Amsterdam and Paris 2015 – Day 8, Part II

Paris – Day 8, pt 2
(Continued from here
This morning, we spent the day in a suburb of Paris, looking at the graves of beloved pets in the Cemetery of Dog and Other Domestic Animals.  This afternoon, we explored the opposite of suburbia.  We checked out le petit Manhattan.  In other words, La Défense.

Although Paris keeps its historic center sky-scraper free, this district affords tourists the view of Paris most don’t usually see: that of a modern-day economic superpower.  La Defense was first conceived more than 60 years ago as a district that would accommodate the business needs of the modern world.  Today, it is a thriving commercial and shopping center, home to 150,000 employees and 55,000 residents.

The centerpiece of the area is the huge La Grande Arche de la Fraternité.

The thing is huge.  Notre-Dame Cathedral could fit under the arch. The four sided structure sits on enormous underground pillars and is covered with beautiful white Carrara marble.  The arch is an office building, 38 stories high, for 30,000 people.  The left side houses government ministries, the right side corporate offices.  

The top is dedicated to human rights.


Inaugurated in 1989 on the 200th anniversary of the French Revolution, it was dedicated to humans rights and brotherhood.

The “cloud”, a huge canvas canopy under the arch, is an attempt to cut down on the wind-0tunnel effect this massive building creates.

At the base of the arch are steps that are filled with workers eating lunch or just hanging out.  As you look out, you see the Esplanade .  

As you survey the area, you see EDF, which is France’s national gas company; SFR is the Verizon of France; and Areva is a global energy company.

When you’re standing on the top steps of the arch and you look out, you see the Arc de Triomphe in the distance.

Le Quatre Temps is a giant shopping mall of 250 stores.   There’s also the Center of New Industries and Technologies (better known as CNIT), built in 1958 and now a congress center.
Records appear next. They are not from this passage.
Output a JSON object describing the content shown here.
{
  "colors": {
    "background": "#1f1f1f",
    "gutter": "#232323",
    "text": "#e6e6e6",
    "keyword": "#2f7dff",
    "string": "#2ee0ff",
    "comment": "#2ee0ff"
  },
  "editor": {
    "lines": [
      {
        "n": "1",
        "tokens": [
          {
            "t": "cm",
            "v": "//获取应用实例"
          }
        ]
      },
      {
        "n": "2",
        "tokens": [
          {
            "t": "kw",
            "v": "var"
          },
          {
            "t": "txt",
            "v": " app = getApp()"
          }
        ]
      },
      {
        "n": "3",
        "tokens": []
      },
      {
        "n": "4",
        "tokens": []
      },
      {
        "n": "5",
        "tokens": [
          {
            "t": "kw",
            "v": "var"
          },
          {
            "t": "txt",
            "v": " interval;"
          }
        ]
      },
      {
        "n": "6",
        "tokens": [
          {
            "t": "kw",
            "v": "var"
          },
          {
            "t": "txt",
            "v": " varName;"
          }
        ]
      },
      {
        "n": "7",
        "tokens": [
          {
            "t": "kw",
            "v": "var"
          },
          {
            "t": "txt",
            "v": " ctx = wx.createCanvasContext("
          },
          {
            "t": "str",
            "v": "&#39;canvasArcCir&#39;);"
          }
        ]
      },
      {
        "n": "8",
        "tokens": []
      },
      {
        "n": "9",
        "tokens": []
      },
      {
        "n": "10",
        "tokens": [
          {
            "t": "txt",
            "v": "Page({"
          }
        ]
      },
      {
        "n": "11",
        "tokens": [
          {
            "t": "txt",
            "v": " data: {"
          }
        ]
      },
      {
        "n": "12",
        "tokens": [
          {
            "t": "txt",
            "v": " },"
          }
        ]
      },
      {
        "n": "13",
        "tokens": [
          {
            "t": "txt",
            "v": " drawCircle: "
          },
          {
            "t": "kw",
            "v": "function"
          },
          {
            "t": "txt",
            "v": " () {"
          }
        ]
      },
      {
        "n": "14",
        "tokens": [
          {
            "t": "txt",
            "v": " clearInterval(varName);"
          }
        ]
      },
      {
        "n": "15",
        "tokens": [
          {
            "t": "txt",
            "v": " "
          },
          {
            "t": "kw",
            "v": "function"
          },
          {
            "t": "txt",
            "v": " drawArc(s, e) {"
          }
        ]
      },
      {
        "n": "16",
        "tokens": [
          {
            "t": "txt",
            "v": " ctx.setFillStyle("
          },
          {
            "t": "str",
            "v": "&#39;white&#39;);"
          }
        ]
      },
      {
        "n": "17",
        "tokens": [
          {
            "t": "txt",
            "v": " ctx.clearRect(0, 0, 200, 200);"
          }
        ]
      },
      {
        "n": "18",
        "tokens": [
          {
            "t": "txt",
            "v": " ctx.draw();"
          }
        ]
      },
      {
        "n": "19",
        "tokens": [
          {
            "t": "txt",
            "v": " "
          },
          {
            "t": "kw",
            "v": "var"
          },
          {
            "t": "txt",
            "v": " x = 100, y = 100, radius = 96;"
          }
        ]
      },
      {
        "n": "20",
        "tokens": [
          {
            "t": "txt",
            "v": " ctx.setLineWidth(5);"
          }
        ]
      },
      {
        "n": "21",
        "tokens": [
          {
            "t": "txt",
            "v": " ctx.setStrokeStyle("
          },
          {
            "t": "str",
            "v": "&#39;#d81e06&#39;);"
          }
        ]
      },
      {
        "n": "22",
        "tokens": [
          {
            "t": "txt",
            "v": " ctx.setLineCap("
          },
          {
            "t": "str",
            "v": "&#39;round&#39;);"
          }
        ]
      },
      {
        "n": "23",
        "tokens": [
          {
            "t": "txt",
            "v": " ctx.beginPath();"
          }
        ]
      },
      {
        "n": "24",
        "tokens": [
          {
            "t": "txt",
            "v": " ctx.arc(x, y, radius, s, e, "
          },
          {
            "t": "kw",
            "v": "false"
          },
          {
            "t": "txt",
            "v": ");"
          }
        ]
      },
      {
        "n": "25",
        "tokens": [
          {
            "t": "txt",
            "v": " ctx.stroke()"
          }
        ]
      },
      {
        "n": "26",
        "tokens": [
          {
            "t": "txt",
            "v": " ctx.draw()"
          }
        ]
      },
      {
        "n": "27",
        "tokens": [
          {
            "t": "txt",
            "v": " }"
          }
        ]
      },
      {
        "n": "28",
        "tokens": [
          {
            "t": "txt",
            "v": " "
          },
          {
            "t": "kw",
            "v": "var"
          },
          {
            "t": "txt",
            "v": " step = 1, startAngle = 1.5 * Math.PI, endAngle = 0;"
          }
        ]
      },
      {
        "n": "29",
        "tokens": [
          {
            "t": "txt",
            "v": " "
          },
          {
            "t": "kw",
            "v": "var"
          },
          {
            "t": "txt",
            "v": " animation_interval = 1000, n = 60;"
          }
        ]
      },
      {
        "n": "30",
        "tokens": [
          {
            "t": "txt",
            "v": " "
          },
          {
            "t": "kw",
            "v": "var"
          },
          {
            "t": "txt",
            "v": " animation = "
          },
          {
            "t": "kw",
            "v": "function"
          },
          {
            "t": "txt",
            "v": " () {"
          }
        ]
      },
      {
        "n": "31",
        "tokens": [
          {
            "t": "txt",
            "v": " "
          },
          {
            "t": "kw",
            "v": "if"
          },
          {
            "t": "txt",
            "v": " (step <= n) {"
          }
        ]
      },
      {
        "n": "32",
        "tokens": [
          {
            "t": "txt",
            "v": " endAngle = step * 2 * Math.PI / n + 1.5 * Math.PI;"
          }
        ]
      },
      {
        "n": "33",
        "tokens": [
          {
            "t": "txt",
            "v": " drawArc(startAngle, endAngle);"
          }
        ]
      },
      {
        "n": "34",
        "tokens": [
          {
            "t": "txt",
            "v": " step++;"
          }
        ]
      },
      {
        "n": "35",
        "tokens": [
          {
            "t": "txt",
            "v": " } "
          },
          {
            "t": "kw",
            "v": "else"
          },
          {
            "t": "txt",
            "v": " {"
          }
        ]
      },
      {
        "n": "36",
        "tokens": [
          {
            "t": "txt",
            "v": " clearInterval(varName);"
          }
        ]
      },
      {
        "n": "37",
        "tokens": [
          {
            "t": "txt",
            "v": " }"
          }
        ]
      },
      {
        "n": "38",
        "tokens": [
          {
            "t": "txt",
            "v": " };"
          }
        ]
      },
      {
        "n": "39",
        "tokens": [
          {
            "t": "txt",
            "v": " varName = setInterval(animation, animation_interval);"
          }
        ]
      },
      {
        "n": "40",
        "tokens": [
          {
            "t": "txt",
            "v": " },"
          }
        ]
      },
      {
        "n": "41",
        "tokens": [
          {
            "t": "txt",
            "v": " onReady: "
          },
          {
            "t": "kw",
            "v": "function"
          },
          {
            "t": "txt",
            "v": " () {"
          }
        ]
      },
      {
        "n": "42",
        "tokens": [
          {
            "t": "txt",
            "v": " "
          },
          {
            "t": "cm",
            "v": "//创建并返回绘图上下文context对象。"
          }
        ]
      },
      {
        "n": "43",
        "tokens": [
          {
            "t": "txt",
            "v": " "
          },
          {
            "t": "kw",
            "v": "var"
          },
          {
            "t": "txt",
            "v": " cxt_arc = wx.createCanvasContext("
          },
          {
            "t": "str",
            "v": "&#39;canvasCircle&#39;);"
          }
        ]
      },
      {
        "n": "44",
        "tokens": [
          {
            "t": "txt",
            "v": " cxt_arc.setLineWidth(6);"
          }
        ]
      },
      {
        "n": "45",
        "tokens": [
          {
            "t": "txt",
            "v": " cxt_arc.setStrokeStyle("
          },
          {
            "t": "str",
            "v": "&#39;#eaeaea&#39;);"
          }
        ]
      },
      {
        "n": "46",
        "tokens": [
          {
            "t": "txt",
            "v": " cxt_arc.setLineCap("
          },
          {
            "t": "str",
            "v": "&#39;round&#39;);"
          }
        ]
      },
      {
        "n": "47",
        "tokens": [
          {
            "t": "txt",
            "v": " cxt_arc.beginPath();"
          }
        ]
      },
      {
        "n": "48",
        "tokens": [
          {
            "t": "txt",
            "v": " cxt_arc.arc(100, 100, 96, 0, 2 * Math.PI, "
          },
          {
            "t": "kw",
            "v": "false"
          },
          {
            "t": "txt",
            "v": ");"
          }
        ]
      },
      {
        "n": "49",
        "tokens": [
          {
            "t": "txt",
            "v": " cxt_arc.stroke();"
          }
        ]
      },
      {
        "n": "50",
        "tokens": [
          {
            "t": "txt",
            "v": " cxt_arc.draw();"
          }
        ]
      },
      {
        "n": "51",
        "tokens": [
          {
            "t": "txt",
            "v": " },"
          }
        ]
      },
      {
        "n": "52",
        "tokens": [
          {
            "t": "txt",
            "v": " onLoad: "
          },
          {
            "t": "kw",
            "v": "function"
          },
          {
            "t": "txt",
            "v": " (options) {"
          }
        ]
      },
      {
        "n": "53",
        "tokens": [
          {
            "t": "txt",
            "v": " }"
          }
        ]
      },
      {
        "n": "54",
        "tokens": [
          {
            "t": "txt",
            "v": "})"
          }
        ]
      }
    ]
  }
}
It’s the largest concrete vault anywhere that rests on only three points.

Inside is a semicircle of offices and shops.  
To get a building permit in France, you’re required to dedicate two percent of the construction cost to art.  As a result, the Esplanade is a virtual open-air modern art gallery.  Here’s Cesar Baldaccini’s famous thumb in the center.
The blue, red and yellow statues, entitles Personnages, are by Joan Miró

And there’s L’Araignée Rouge by Alexander Calder (1974)

Definitely a worthwhile place to visit when in Paris.  Reminded me of Shanghai.

In keeping with my goal of seeing less common, more quirky things, we hit Les Egouts de Paris, the Paris Sewer Tour.

This was a fairly quick, somewhat smelly (really), and, well, only moderately interesting tour of a few hundred yards of water tunnels in the world’s first underground sewer system.

There were some well-organized displays, in French and English, explain gin the history of water distribution and collection in Paris, from Roman times to the present.  More than 1500 miles of tunnels carry 317 million gallons of water daily through this underworld.  It’s the world’s longest sewer system.

Victor Hugo was friends with the sewer inspector when he wrote Les Miserables, explaining Hugo’s vivid descriptions of Jean Valjean’s world of tunnels, rats and manhole covers.

We ran into a bunch of school kids on an excursion.  Overall, it was pretty interesting, although I could have done without the stench.

After the tour, we decided to just take a leisurely stroll along the Seine.  You can’t go to Paris without spying the Eiffel Tower, although we really went nowhere near it on this trip. 

 We passed by many bridges…  the weather was great.

During the summer, there are pop-up cafes, and they actually set up a fake beach, bringing in sand.

We made our way to the Tuileries Gardens. Again, it was perfect weather and Parisians were out enjoying the day.

We ended our walk at the Louvre.  We didn’t go in…  we just hung out in the plaza and checked out the pyramid.

Ended the day on the Rue Cler, a great street with lots of restaurants, cheese shops, chocolate shops, and produce stands.  Stopped at Cafe Central and had one hell of a BLT.

Trip is coming to an end.  Sadly, not many cats on this trip.  Let’s see if tomorrow bring any feline encounters.